Richmondshire District Council – which sparked controversy after approving a plan to spend £ 305,000 of taxpayer money to support an international cycling race – must consider proposals to spend it instead to boost festivals large-scale affected by the pandemic or to mark the Queen’s Platinum Jubilee.
Major members are expected to consider three options for spending £ 100,000 of the funds following the cancellation of next year’s Tour of Yorkshire.
The authority’s board has already approved the allocation of much of the remainder to its Community Investment Fund, which can be used by communities to deliver local climate change projects or results.
When the authority approved the injection of an additional £ 100,000 into the cycle race in June, some members said they wanted to support the event as they wanted to see an extended Yorkshire festival, heralding the food and drink of the Yorkshire, arts and culture, heritage and music, run alongside the race.
Nonetheless, senior advisers said the funding was needed to support existing festivals in the district after the pandemic or to support community-based cycling programs.
An officer’s report to the board on Tuesday shows how the cancellation of the Tour of Yorkshire has left a void in the district council’s plans for a major community event next year.
As one of three potential programs for £ 100,000, agents presented plans to support up to 20 full-scale festivals, such as Leyburn 1940s Weekend, Swaledale Festival, Whit Weekend in Richmond, the Catterick Christmas Fest or the Wensleydale Show, with up to £ 7,000 to give them a boost after suffering losses from the pandemic.
The report states that such a program “would bring a significant benefit to the local economy and positively promote community engagement and participation.”
Another option members will consider would be to support the organization of 133 festivals and small-scale community events throughout the next year.
The final program being presented would see up to 100 communities wishing to celebrate the Queen’s Platinum Jubilee next year, with grants of up to £ 2,000.
The report states: “These events are likely to be very small-scale or community-based activities that will have minimal broader economic impact. “
However, sources at the council indicate that the workload involved in processing a large number of treatment requests could see the latter two options discarded by counselors, as agents are already faced with many tasks due to the reorganization of local government and requests for the Community Investment Fund.
The authority’s spokesperson for strategy, Councilor Philip Wicks, said each of the options had strengths and weaknesses and as far as he was concerned there were “no favorites.”
He said: “Support for the Tour de Yorkshire has been quite divisive.
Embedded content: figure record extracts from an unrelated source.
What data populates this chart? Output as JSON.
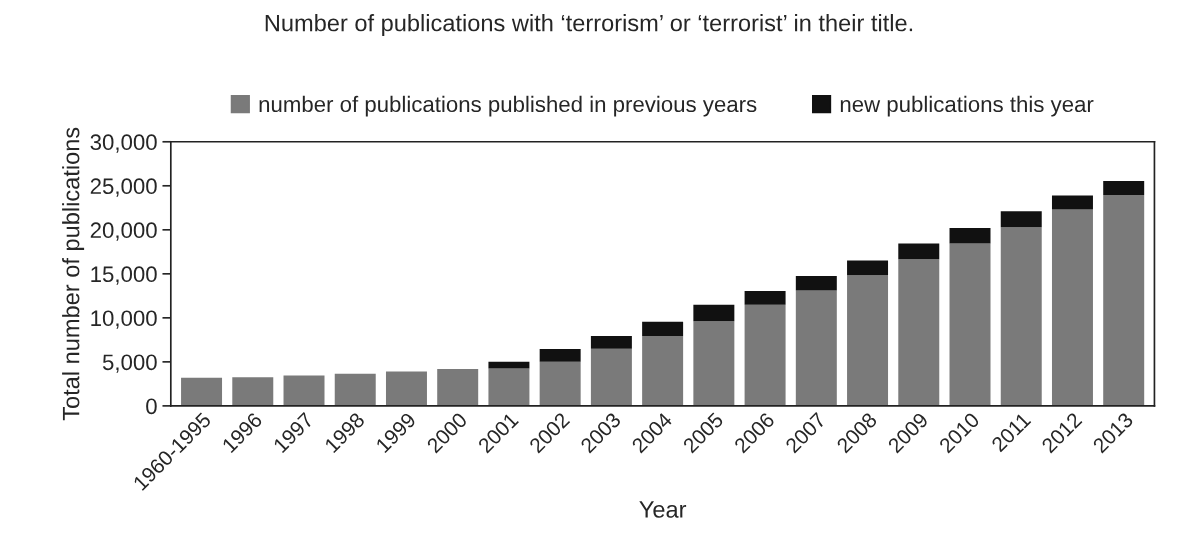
{
  "chart_data": {
    "type": "bar",
    "title": "Number of publications with ‘terrorism’ or ‘terrorist’ in their title.",
    "xlabel": "Year",
    "ylabel": "Total number of publications",
    "categories": [
      "1960-1995",
      "1996",
      "1997",
      "1998",
      "1999",
      "2000",
      "2001",
      "2002",
      "2003",
      "2004",
      "2005",
      "2006",
      "2007",
      "2008",
      "2009",
      "2010",
      "2011",
      "2012",
      "2013"
    ],
    "stacked": true,
    "series": [
      {
        "name": "number of publications published in previous years",
        "color": "#7a7a7a",
        "values": [
          3200,
          3250,
          3450,
          3650,
          3900,
          4200,
          4250,
          5000,
          6500,
          7950,
          9600,
          11500,
          13100,
          14850,
          16650,
          18450,
          20300,
          22300,
          23950
        ]
      },
      {
        "name": "new publications this year",
        "color": "#111111",
        "values": [
          0,
          0,
          0,
          0,
          0,
          0,
          750,
          1450,
          1450,
          1600,
          1900,
          1550,
          1650,
          1650,
          1800,
          1750,
          1800,
          1600,
          1600
        ]
      }
    ],
    "ylim": [
      0,
      30000
    ],
    "yticks": [
      0,
      {
        "value": 5000,
        "label": "5,000"
      },
      {
        "value": 10000,
        "label": "10,000"
      },
      {
        "value": 15000,
        "label": "15,000"
      },
      {
        "value": 20000,
        "label": "20,000"
      },
      {
        "value": 25000,
        "label": "25,000"
      },
      {
        "value": 30000,
        "label": "30,000"
      }
    ],
    "grid": false,
    "legend": "top"
  }
}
However, we thought that a larger Yorkshire celebration as part of the Tour de Yorkshire was a good idea and this is where this suggestion to support festivals in Richmondshire arose.
“It is the commitment to the community that seems important to us. It allows the community to celebrate in different ways. This is a positive development as we hope to come out on the other side of the pandemic. It’s a way of trying to get back to normal.